Personal information
- Full name: Alexander Hones
- Date of birth: 14 November 1999 (age 25)
- Place of birth: Wolfern, Austria
- Height: 1.77 m (5 ft 10 in)
- Position(s): Left-back

Youth career
- 2007–2009: Union Wolfern
- 2009–2015: Union St. Florian
- 2015–2016: Vorwärts Steyr

Senior career*
- Years: Team / Apps / (Gls)
- 2016–2022: Vorwärts Steyr II
- 2019–2022: Vorwärts Steyr / 2 / (0)

= Alexander Hones =

Austrian association football player

Alexander Hones (born 14 November 1999) is an Austrian footballer who plays as a left-back.

==Career==
===Club career===
Born in Wolfern, Hones began his career at Union Wolfern, before joining Union St.
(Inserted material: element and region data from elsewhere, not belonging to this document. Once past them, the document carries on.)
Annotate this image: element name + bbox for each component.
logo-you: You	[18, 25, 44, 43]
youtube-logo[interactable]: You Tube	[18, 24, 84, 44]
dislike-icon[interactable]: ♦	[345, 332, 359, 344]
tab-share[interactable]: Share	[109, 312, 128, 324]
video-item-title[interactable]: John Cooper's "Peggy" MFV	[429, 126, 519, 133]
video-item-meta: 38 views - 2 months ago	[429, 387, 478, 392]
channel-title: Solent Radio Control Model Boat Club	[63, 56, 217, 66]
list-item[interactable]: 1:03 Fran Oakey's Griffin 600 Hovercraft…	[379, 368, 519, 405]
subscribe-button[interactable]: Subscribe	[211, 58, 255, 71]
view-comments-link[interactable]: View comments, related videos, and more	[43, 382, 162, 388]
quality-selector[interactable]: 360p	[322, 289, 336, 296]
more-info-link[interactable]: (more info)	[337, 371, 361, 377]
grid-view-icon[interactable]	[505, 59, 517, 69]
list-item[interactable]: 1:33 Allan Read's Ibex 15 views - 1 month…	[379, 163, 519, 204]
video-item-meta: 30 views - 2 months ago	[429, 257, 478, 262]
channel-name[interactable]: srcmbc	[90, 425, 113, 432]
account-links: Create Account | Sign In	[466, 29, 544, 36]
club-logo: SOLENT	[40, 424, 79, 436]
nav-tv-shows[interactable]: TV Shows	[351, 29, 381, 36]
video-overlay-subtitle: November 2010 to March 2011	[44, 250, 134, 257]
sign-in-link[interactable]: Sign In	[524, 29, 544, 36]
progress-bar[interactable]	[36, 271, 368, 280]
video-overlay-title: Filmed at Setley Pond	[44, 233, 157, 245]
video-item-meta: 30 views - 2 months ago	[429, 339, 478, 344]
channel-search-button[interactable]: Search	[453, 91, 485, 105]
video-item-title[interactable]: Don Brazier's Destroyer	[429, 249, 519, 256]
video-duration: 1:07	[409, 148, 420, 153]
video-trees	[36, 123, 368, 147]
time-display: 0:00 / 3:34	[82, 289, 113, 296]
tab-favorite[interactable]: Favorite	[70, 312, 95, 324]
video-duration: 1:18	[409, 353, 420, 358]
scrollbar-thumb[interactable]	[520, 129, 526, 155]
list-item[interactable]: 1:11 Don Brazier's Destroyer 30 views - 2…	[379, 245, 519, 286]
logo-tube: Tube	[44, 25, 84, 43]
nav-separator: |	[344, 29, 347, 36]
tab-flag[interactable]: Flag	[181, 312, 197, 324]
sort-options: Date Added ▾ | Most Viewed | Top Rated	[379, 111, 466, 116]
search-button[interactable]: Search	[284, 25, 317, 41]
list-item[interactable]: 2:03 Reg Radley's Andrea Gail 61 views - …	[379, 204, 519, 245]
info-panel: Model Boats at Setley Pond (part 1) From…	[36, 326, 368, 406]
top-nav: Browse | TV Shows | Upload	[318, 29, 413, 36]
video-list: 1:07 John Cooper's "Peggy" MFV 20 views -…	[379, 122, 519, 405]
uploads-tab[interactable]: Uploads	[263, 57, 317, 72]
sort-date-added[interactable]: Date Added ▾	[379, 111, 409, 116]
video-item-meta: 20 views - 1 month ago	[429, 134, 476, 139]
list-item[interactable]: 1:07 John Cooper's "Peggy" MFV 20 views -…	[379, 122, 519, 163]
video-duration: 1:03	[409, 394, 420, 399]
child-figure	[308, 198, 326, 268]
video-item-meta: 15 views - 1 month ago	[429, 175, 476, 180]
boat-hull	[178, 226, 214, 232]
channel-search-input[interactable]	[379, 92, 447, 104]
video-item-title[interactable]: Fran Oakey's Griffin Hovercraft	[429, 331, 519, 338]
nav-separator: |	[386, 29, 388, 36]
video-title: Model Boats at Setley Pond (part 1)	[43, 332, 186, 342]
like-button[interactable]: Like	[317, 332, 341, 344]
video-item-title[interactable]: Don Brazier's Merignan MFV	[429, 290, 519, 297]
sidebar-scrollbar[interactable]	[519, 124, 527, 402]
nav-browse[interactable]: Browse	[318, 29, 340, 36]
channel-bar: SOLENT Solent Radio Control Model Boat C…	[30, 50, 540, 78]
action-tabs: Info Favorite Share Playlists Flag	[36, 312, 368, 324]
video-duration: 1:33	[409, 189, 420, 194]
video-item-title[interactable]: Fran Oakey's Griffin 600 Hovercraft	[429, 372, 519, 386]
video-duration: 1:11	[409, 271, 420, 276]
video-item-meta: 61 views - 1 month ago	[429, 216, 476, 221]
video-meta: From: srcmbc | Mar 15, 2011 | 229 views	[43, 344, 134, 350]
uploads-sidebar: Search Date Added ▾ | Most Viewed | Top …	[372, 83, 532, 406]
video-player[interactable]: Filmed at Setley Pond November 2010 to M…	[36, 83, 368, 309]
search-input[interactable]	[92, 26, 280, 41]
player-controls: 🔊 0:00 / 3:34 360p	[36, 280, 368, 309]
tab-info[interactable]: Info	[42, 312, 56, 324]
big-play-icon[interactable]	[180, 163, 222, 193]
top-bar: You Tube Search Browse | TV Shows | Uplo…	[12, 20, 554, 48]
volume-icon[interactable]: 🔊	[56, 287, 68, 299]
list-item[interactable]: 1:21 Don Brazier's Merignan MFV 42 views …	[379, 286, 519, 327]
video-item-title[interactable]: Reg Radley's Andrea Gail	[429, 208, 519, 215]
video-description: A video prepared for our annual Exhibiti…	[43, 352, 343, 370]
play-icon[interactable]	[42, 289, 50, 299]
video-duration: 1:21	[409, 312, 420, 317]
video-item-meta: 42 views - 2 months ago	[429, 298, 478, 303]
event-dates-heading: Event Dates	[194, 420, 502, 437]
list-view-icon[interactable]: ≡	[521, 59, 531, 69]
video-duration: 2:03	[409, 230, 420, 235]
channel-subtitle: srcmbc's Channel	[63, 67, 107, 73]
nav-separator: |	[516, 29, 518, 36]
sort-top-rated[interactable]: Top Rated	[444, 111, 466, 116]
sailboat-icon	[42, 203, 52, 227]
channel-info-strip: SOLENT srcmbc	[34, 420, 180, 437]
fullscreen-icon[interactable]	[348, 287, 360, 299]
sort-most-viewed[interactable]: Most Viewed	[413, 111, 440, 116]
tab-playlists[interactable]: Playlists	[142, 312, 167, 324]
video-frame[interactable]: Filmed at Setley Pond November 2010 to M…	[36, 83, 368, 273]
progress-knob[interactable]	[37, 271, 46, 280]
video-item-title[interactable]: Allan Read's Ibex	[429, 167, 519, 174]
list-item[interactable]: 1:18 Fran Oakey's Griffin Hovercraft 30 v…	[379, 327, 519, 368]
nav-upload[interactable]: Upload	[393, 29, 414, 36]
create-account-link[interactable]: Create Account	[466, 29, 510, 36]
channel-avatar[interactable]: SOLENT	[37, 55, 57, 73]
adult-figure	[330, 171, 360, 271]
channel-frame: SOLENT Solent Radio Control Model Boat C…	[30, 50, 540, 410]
Florian in 2009 in later SK Vorwärts Steyr in April 2015. Hones got began playing for the clubs senior reserve team in 2016.

On 21 April 2019, Hones got his professional debut for Vorwärts Steyr's first team in the Austrian 2. Liga against WSG Swarovski Tirol, playing the whole game. He made one further league appearance in the following month and was on the bench for six games in that season.